Dans le clip, une version deepfake du sénateur Chuck Schumer (D-NY) prononce un monologue surréaliste tandis que son collègue, le représentant Hakeem Jeffries (D-NY), regarde… dans un sombrero.
Les deepfakes, désormais normalisés dans le discours politiqueLe New York Times a décrit la vidéo de manière plutôt anodine, affirmant que la voix du sénateur Chuck Schumer avait été déformée pour prononcer des propos injurieux, dont la phrase suivante : “Plus personne n’aime les Démocrates”. Bien que cette description soit exacte, elle risque de masquer les utilisations totalement délirantes et clivantes de l’IA. Voici la citation complète :
Écoutez, les gars, il n’y a pas moyen d’édulcorer la situation. Plus personne n’aime les Démocrates. On n’a plus d’électeurs à cause de toutes nos conneries de transgenres éveillés. Même les Noirs ne veulent plus voter pour nous. Même les Latinos nous détestent. Alors on a besoin de nouveaux électeurs. Et si on offrait des soins de santé gratuits à tous ces sans-papiers, on pourrait peut-être les rallier à notre cause pour qu’ils votent pour nous. Ils ne parlent même pas anglais, alors ils ne se rendront pas compte qu’on est qu’une bande de merdes éveillées, vous savez, du moins pendant un certain temps, le temps qu’ils apprennent l’anglais et réalisent qu’ils nous détestent aussi.
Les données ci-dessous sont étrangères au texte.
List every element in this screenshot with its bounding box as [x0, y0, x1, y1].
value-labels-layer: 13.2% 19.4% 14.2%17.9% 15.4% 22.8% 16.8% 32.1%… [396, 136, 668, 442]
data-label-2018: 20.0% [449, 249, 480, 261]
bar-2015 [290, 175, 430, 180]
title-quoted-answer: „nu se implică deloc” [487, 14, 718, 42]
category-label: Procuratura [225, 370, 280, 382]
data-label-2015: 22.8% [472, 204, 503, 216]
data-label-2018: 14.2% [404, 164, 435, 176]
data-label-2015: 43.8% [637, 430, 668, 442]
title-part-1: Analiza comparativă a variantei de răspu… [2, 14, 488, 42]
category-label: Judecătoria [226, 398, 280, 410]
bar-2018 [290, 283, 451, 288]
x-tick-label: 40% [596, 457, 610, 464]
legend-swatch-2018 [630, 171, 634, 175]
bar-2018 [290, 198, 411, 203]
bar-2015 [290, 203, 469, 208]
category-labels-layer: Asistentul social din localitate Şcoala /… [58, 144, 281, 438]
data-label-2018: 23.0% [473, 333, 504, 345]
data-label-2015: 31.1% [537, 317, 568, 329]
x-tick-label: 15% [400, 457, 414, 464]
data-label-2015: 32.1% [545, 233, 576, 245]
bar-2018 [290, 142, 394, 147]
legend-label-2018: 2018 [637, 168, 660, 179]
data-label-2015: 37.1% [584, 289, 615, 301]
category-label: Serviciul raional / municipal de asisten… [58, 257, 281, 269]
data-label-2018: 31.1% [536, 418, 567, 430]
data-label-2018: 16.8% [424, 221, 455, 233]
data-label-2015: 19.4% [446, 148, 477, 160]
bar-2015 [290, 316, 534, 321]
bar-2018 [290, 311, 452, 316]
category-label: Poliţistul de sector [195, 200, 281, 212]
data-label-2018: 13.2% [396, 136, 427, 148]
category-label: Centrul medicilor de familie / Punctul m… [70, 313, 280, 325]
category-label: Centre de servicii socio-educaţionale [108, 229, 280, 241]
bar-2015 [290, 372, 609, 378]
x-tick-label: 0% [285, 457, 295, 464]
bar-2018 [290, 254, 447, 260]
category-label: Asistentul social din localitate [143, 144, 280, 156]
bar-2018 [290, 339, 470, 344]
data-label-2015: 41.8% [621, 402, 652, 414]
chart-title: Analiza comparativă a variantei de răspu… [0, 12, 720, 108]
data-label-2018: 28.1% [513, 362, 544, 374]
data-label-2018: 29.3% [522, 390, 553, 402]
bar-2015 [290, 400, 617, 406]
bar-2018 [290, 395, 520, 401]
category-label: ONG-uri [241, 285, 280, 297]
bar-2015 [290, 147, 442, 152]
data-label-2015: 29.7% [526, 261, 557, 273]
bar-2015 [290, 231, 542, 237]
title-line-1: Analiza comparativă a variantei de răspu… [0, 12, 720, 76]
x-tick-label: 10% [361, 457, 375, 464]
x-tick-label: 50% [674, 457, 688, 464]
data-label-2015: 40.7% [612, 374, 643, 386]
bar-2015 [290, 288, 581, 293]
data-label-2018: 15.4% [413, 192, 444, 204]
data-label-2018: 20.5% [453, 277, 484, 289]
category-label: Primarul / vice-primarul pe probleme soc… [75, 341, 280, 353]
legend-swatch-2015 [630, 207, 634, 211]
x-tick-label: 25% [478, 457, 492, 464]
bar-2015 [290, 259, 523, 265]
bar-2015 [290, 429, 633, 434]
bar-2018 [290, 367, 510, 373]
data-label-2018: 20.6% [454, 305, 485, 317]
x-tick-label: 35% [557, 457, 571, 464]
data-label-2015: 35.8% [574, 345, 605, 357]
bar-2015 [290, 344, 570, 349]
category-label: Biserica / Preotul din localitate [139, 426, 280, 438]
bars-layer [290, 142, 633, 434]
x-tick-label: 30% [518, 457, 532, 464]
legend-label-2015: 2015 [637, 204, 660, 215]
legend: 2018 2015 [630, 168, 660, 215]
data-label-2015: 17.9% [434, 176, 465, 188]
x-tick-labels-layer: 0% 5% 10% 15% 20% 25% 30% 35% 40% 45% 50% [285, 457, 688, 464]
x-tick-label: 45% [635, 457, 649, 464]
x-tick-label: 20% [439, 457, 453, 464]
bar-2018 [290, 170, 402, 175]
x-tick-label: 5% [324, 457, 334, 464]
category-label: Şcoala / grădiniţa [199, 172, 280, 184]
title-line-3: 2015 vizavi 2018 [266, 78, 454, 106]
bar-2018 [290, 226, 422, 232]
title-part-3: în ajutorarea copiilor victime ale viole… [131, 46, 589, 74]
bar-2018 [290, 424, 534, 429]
Aux États-Unis, les citoyens ne peuvent évidemment pas voter aux élections fédérales ou étatiques , et ne le font presque jamais. Un audit de 2024 mené par les Républicains en Géorgie a par exemple révélé que « 20 des 8,2 millions de personnes inscrites sur les listes électorales de l’État ne sont pas citoyennes américaines » – et que 11 d’entre elles n’avaient jamais voté malgré leur inscription.
La connaissance est difficile à trouver et encore plus difficile à diffuser. Même l’expression « un mensonge peut faire l’autre bout du monde pendant que la vérité enfile ses chaussures », souvent attribuée à tort à Mark Twain, a une histoire longue et confuse que beaucoup ignorent encore.
Dans un tel monde, la vérité n’a pas besoin d’être arrosée de merde par l’IA. Et pourtant, nous en sommes là.
Encore que le contenu de l’encart est peut-être plus proche de la vérité que de la pollution. En plus, cette description ne se limite pas aux démocrates dans la réalité.